Do campo de batalha ao cinema

Do campo de batalha ao cinema

Ousado projeto do cineasta Ronaldo Duque, Conspiração do Silêncio pretende lançar luz sobre um dos episódios mais censurados da história recente do Brasil.

Arte: Rose Nogueira


Cenas do Filme Conspiração do Silência. de Ronaldo Duque (divulgação)

Filmado em 11 semanas na localidade de Marituba (40 km de Belém) pelo cineasta e jornalista Ronaldo Duque, 48 anos, o filme Conspiração do Silêncio trata de um tema ainda não explorado pelo cinema nacional: a guerrilha do Araguaia. Fruto de mais de 15 anos de pesquisa sobre o tema e baseado no depoimento de centenas de moradores da região, esta será a primeira produção do gênero a abordar a luta dos revolucionários e camponeses do sul do Pará por uma nação livre, independente e verdadeiramente democrática.
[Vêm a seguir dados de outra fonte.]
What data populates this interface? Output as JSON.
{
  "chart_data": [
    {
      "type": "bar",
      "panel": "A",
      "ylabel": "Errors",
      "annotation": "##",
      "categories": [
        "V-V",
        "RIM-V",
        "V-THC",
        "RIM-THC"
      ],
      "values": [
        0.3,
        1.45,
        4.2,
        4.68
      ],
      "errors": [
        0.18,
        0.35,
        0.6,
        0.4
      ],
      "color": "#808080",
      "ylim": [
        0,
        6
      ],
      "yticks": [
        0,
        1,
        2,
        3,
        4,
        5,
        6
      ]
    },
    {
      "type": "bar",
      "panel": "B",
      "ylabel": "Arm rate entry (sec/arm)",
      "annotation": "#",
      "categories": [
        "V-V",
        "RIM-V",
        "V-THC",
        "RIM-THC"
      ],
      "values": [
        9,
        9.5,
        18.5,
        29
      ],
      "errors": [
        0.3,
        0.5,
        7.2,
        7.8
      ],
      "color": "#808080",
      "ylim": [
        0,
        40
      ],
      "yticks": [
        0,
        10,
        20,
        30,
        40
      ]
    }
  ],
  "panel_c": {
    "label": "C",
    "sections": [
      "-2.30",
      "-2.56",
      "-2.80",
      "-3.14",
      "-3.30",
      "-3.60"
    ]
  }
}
"Nosso povo precisa conhecer a história da guerrilha do Araguaia", diz Ronaldo Duque, em entrevista concedida à AND, em 11 de março. De Brasília, onde trabalha na fase final de produção de seu longa-metragem, Ronaldo Duque fala mais sobre o filme: "O interesse em filmar sobre o Araguaia surgiu já em 1977, quando estive lá pela primeira vez, atrás de informações sobre a guerrilha, e se reforçou na minha segunda ida à região, em 1984, quando colhi depoimentos para um documentário, não finalizado por falta de recursos. Para a realização de Conspiração do Silêncio, passamos os últimos anos captando finanças, num processo difícil. A produção foi orçada em R$3,5 milhões, mas estamos trabalhando abaixo disso".

Ficção e história

"Para contar a história da época, nos baseamos em fatos reais – extraídos dos muitos depoimentos dos camponeses e dos sobreviventes da luta -, apesar do filme ser uma obra de ficção, na qual convivem personagens reais e ficcionais. Conversas com os ex-combatentes Michéas Gomes da Silva, o Zezinho do Araguaia, Criméia (Alice) e tantas outras pessoas, nos orientaram bem para caracterizar uns personagens e criar outros especialmente para o filme. Aqui estão os guerrilheiros Osvaldão (Norton Nascimento), Dina (Françoise Fourton), Alice, Juca, Geraldo, Zé Carlos, (Danton Melo), além da recriada Tininha (Fernanda Maiorano) – misto das jovens Helenira, Áurea e Sônia, etc. Aparecem também vários militares e religiosos que atuaram na região, e um deles é o narrador da história: o Padre Chico." O trabalho de Ronaldo Duque revelou-se minucioso. Com paciência e dedicação foram planejadas as locações de modo a reproduzir com nitidez a guerrilha. Foram reconstruídas, também, duas pequenas vilas, Xambioá e Caiano. Duque explica: "Para as cenas de mata foi escolhida a cidade de Marituba, próxima a Belém, que ainda conserva pedaços da floresta, o que não acontece nos locais dos combates, onde a descaracterização é total: a antiga mata hoje é só pasto, com milhares de cabeças de gado. Isso impossibilitou qualquer locação lá, o que foi uma pena. Mesmo assim, conseguimos reconstruir significativamente o ambiente, dando boa dose de realismo ao filme".

Assunto proibido

Mesmo passados quase trinta anos de seu fim, a guerrilha do Araguaia é um tema praticamente proibido em muitos lugares. Existe um cerco levantado sobre esta luta, ora mais escancarado, ora mais dissimulado, mas sempre presente. Nesse sentido, as dificuldades encontradas pela equipe de Conspiração do Silêncio foram muitas, desde problemas para a captação de recursos até negativas veementes do Exército em fornecer informações de qualquer ordem. Nem mesmo material básico para a produção de obras deste tipo, como fardas e armas, puderam ser conseguidos, o que só foi solucionado com o apoio de outro cineasta e dogoverno do Pará. "Remexer no passado da guerrilha incomoda muita gente, que considera o que se passou lá acabado. Mas, considero necessário pôr a mão aí, e divulgar o que aconteceu", diz Ronaldo Duque.

"Até onde nós sabemos, ninguém tentou nos impedir de filmar, mas os órgãos oficiais do Estado e do Exército não facilitaram nada, não liberaram nenhum documento oficial. Foi uma vitória realizar o filme, que terá 90 minutos de duração e, salientamos, não busca estabelecer uma versão definitiva sobre o que aconteceu no Araguaia. Queremos lançar o tema para o debate na sociedade, onde possa ser discutido e apreciado corretamente em seus defeitos e qualidades", conclui Duque, na expectativa da finalização e lançamento próximo de Conspiração do Silêncio, um filme que, certamente, poderá ser marcante na cinematografia brasileira.